AlphaTheta applies for clearance to acquire Serato
AlphaTheta has Overseas Investment Office approval already.
Image: Guillaume Payen/SOPA Images/LightRocket via Getty Images
In the latest AlphaTheta and Serato development, the Commerce Commission, a New Zealand government agency, has received an application for clearance from AlphaTheta to acquire Serato. AlphaTheta has already gained Overseas Investment Office approval for the deal, which is thought to be worth around $70,000,000 (around £57,500,000).
A spokeswoman for the Commission says that they encouraged AlphaTheta and Serato to file for clearance. However, InMusic owner Jack O’Donnell, a longstanding opponent of the deal, said his company was considering seeking a review of the Overseas Investment Office’s decision.
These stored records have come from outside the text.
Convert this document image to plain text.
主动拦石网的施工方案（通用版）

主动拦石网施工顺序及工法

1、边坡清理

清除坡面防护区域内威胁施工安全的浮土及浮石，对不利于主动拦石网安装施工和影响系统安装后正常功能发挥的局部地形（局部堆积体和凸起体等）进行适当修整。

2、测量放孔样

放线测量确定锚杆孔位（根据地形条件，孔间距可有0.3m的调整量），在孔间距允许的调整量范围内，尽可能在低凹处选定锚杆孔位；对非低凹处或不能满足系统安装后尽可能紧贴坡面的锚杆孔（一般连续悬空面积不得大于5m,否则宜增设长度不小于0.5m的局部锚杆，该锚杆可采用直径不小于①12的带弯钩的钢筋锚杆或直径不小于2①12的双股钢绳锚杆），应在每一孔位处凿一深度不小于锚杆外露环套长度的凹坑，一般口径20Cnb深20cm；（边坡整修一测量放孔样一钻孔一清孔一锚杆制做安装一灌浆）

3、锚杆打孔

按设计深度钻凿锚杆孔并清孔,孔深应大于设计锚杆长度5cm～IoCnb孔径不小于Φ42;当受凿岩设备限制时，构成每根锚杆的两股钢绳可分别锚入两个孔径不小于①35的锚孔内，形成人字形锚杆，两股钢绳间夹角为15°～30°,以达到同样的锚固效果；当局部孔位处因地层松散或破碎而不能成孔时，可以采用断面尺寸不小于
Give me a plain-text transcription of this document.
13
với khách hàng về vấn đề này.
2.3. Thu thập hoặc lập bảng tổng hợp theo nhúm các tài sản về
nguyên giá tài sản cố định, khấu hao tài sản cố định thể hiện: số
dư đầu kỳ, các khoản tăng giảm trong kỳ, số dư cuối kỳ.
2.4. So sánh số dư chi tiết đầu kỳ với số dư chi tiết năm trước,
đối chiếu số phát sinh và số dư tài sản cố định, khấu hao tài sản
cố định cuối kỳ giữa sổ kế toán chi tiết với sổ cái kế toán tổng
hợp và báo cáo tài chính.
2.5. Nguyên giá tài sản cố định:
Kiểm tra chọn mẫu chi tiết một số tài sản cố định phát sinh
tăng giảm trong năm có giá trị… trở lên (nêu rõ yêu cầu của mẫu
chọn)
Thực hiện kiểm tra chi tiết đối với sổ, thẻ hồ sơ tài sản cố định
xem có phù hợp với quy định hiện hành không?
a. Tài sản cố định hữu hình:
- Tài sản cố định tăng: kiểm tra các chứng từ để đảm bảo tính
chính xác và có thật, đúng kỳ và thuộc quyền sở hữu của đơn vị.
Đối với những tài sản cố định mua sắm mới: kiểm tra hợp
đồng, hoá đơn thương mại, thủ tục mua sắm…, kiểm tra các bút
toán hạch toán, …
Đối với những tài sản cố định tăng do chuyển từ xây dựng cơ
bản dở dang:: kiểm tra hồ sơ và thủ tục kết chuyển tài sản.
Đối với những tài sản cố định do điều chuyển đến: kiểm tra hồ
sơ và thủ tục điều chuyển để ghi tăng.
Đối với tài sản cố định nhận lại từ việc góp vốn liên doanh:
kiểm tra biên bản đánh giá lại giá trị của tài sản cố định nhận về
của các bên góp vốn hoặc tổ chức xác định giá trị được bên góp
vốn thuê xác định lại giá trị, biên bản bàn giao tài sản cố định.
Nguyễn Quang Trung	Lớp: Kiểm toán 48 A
Founded in 1999, Serato – which is based in Auckland – makes DJ and music production software. Meanwhile, AlphaTheta is owned by Noritsu, which is based in Tokyo. AlphaTheta itself owns the Pioneer DJ hardware brand; part of InMusic’s concern is that AlphaTheta will restrict Serato’s software, or make it more difficult for other DJ hardware brands to access it. InMusic owns a range of brands including Akai Pro, Denon DJ, Marantz, Numark, and Rane.
Last month, an InMusic advert in a New Zealand newspaper protested the sale of Serato to AlphaTheta, claiming that the sale would “buy a monopoly and hurt the DJ community.
“The move brings under the same umbrella Serato and Rekordbox DJ, which together account for a massive 90 percent of market share in the DJ software business,”, the advert – which was shared on Reddit – quotes from an article previously published on MusicTech.
“If this deal goes ahead, then we believe that competition in the DJ market would all but die, driving up prices and quashing innovation,” O’Donnell went on to tell the New Zealand Herald last month.
Despite InMusic’s disagreements with the move, however, it looks as if it could well be going ahead. And, many people who discussed its advert on the Reddit thread disagreed with the company, arguing that InMusic had the option to purchase Serato, just like AlphaTheta.